Guidato dalla volontà di ritrovare le vere fonti e le influenze posteriori del pensiero di Montesquieu, Merlino si è interessato ad autori molto spesso relegati in secondo piano ed offre una lettura innovativa del pensiero di Montesquieu, spostata verso l’idea della ripartizione della sovranità
La prima parte − «Montesquieu als Leser von Tacitus. Die „Germania“ als primäre Quelle für die Interpretation des Esprit des lois» – prende in considerazione il pensiero di Tacito, dove già appariva l’idea di una democrazia quasi diretta, come la fonte privilegiata di Montesquieu. Questa tesi innovativa, adatta a dimostrare la volontà di Montesquieu di non ridure il giudice al rango di «bouche de la loi» e di assegnare a quest’ultimo la funzione di contropotere, mette in luce la differenza tra la separazione dei poteri di Montesquieu e quella che conosciamo oggi.

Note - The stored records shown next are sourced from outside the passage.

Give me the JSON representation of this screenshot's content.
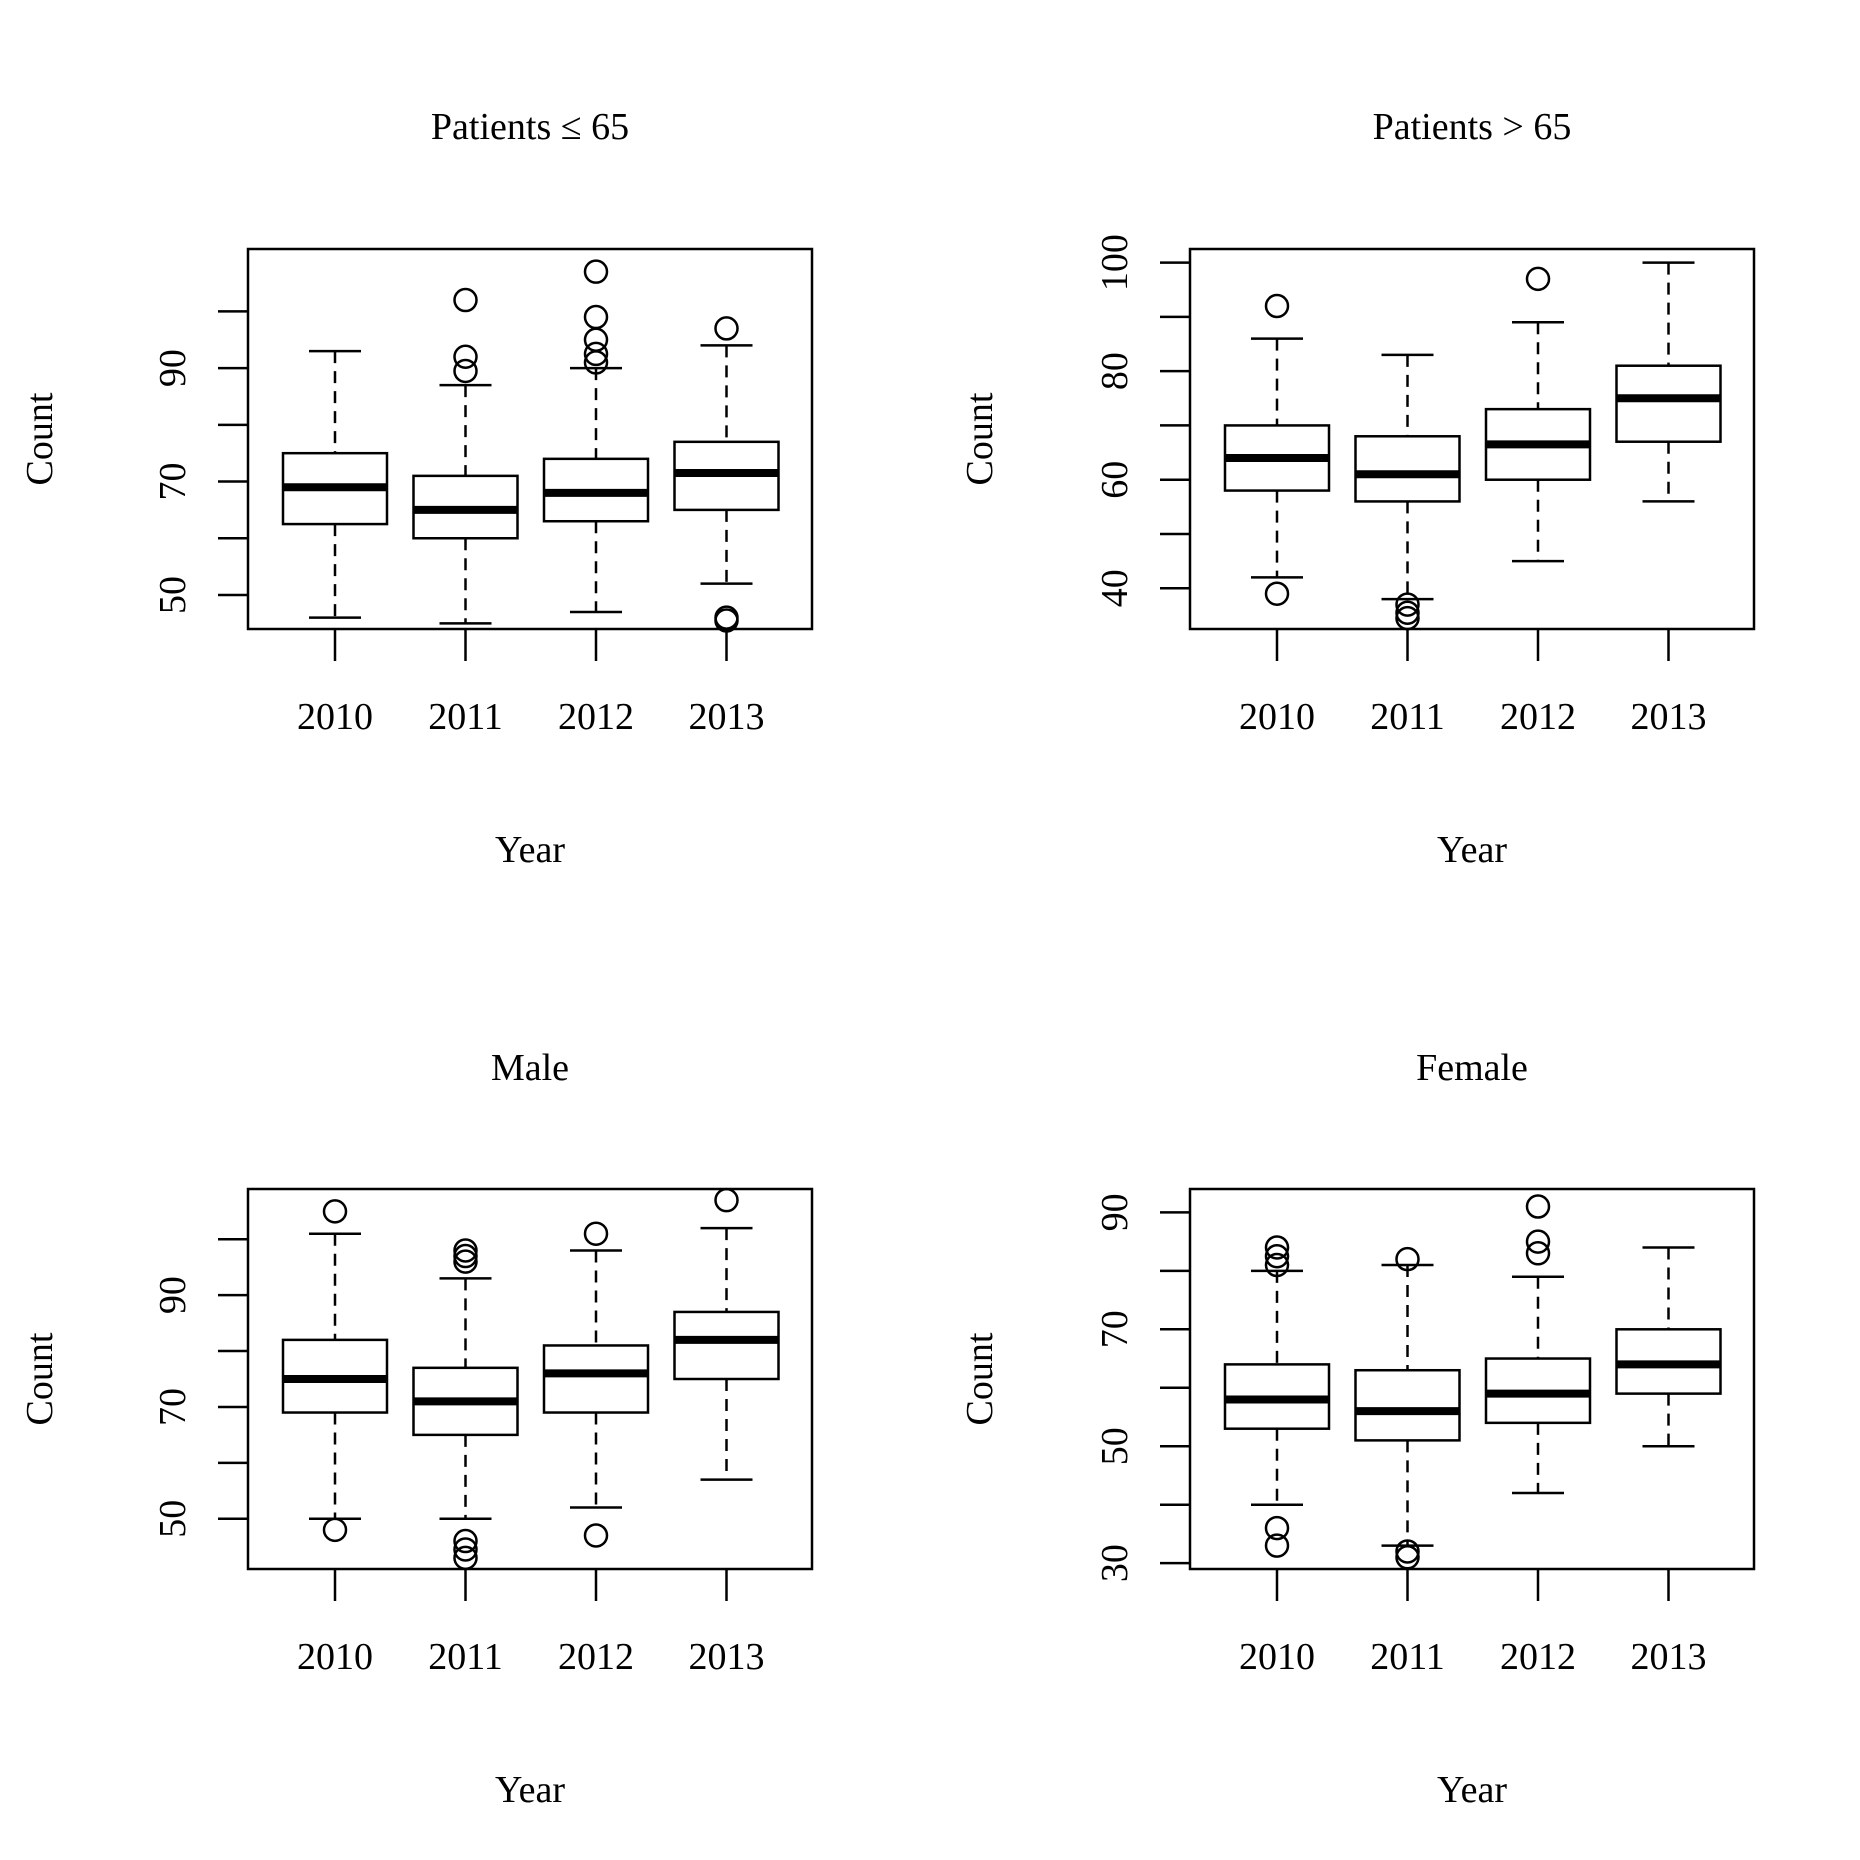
{
  "chart_data": [
    {
      "type": "boxplot",
      "title": "Patients ≤ 65",
      "xlabel": "Year",
      "ylabel": "Count",
      "ylim": [
        44,
        111
      ],
      "yticks": [
        50,
        60,
        70,
        80,
        90,
        100
      ],
      "ytick_labels": [
        "50",
        "",
        "70",
        "",
        "90",
        ""
      ],
      "categories": [
        "2010",
        "2011",
        "2012",
        "2013"
      ],
      "boxes": [
        {
          "low": 46,
          "q1": 62.5,
          "median": 69,
          "q3": 75,
          "high": 93,
          "outliers": []
        },
        {
          "low": 45,
          "q1": 60,
          "median": 65,
          "q3": 71,
          "high": 87,
          "outliers": [
            89.5,
            92,
            102
          ]
        },
        {
          "low": 47,
          "q1": 63,
          "median": 68,
          "q3": 74,
          "high": 90,
          "outliers": [
            91,
            92.5,
            95,
            99,
            107
          ]
        },
        {
          "low": 52,
          "q1": 65,
          "median": 71.5,
          "q3": 77,
          "high": 94,
          "outliers": [
            45.5,
            46,
            97
          ]
        }
      ]
    },
    {
      "type": "boxplot",
      "title": "Patients > 65",
      "xlabel": "Year",
      "ylabel": "Count",
      "ylim": [
        32.5,
        102.5
      ],
      "yticks": [
        40,
        50,
        60,
        70,
        80,
        90,
        100
      ],
      "ytick_labels": [
        "40",
        "",
        "60",
        "",
        "80",
        "",
        "100"
      ],
      "categories": [
        "2010",
        "2011",
        "2012",
        "2013"
      ],
      "boxes": [
        {
          "low": 42,
          "q1": 58,
          "median": 64,
          "q3": 70,
          "high": 86,
          "outliers": [
            39,
            92
          ]
        },
        {
          "low": 38,
          "q1": 56,
          "median": 61,
          "q3": 68,
          "high": 83,
          "outliers": [
            34.5,
            35.5,
            37
          ]
        },
        {
          "low": 45,
          "q1": 60,
          "median": 66.5,
          "q3": 73,
          "high": 89,
          "outliers": [
            97
          ]
        },
        {
          "low": 56,
          "q1": 67,
          "median": 75,
          "q3": 81,
          "high": 100,
          "outliers": []
        }
      ]
    },
    {
      "type": "boxplot",
      "title": "Male",
      "xlabel": "Year",
      "ylabel": "Count",
      "ylim": [
        41,
        109
      ],
      "yticks": [
        50,
        60,
        70,
        80,
        90,
        100
      ],
      "ytick_labels": [
        "50",
        "",
        "70",
        "",
        "90",
        ""
      ],
      "categories": [
        "2010",
        "2011",
        "2012",
        "2013"
      ],
      "boxes": [
        {
          "low": 50,
          "q1": 69,
          "median": 75,
          "q3": 82,
          "high": 101,
          "outliers": [
            48,
            105
          ]
        },
        {
          "low": 50,
          "q1": 65,
          "median": 71,
          "q3": 77,
          "high": 93,
          "outliers": [
            43,
            44.5,
            46,
            96,
            97,
            98
          ]
        },
        {
          "low": 52,
          "q1": 69,
          "median": 76,
          "q3": 81,
          "high": 98,
          "outliers": [
            47,
            101
          ]
        },
        {
          "low": 57,
          "q1": 75,
          "median": 82,
          "q3": 87,
          "high": 102,
          "outliers": [
            107
          ]
        }
      ]
    },
    {
      "type": "boxplot",
      "title": "Female",
      "xlabel": "Year",
      "ylabel": "Count",
      "ylim": [
        29,
        94
      ],
      "yticks": [
        30,
        40,
        50,
        60,
        70,
        80,
        90
      ],
      "ytick_labels": [
        "30",
        "",
        "50",
        "",
        "70",
        "",
        "90"
      ],
      "categories": [
        "2010",
        "2011",
        "2012",
        "2013"
      ],
      "boxes": [
        {
          "low": 40,
          "q1": 53,
          "median": 58,
          "q3": 64,
          "high": 80,
          "outliers": [
            33,
            36,
            81,
            82.5,
            84
          ]
        },
        {
          "low": 33,
          "q1": 51,
          "median": 56,
          "q3": 63,
          "high": 81,
          "outliers": [
            31,
            32,
            82
          ]
        },
        {
          "low": 42,
          "q1": 54,
          "median": 59,
          "q3": 65,
          "high": 79,
          "outliers": [
            83,
            85,
            91
          ]
        },
        {
          "low": 50,
          "q1": 59,
          "median": 64,
          "q3": 70,
          "high": 84,
          "outliers": []
        }
      ]
    }
  ]
}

Nella seconda parte − «Die römische Republik als juristisches Modell in Montesquieus Denken: Die gemischte Verfassung» – Merlino sottolinea, attraverso l’influenza e l’utilizzo delle fonti romane su e da parte di Montesquieu – che concepisce la Repubblica romana come un modello e critica degli imperatori romani, considerati come dittatori –, la posizione risolutamente anti-assolutista di quest’ultimo. Dopo il suo viaggio nell’Europa continentale e in Inghilterra – dove viene sedotto dal regime monarchico costituzionale e parlamentare – Montesquieu sembra porre la propria interpretazione della letteratura antica al servizio di una critica della monarchia francese del diciottesimo secolo.
Non meno originale, la terza e ultima parte del volume − «Der erste und der zweite Montesquieu» – presenta Tocqueville come il vero e proprio erede di Montesquieu. Secondo Merlino, dopo la rivoluzione francese, Tocqueville avrebbe ritrovato la chiave di volta del pensiero di Montesquieu – il ruolo di contropotere del giudice – e gli avrebbe dato un posto centrale nelle sue riflessioni sul sistema democratico di cui considerava ineluttabile l’avvento in Occidente. Facendo leva sull’idea che, per Montesquieu, l’esecutivo, semplice espressione della tirannia della maggioranza, non potrebbe costituire un contropotere, l’ipotesi di tale eredità – finora ignorata – conduce Merlino a contraddire le posizioni di autori come Royer-Collard.
Se il lavoro di Merlino, risultato di un lavoro scientifico rigoroso all’incrocio tra la filosofia del diritto e la storia politica, risulta in primo luogo di interesse per gli specialisti del pensiero di Montesquieu, tanto il posto riservato ai testi e alle fonti originarie quanto lo stile chiaro e preciso dell’autore, rendono questo libro accessibile anche al lettore non specialista.
Ma è soprattutto lo sforzo di Merlino di evidenzare le sfide rappresentate da questa interpretazione di Montesquieu per le nostre democrazie contemporanee che fa del suo libro un riferimento inevitabile per chiunque sia interessato al rapporto tra diritto e politica e dimostra che a più di duecento anni dalla sua morte, il pensiero di Charles Louis de Secondat, baron de la Brède et de Montesquieu, non ha perso nulla della sua attualità.
L'autrice della recensione è Constance d’Ornano (Università Panthéon-Assas Paris II).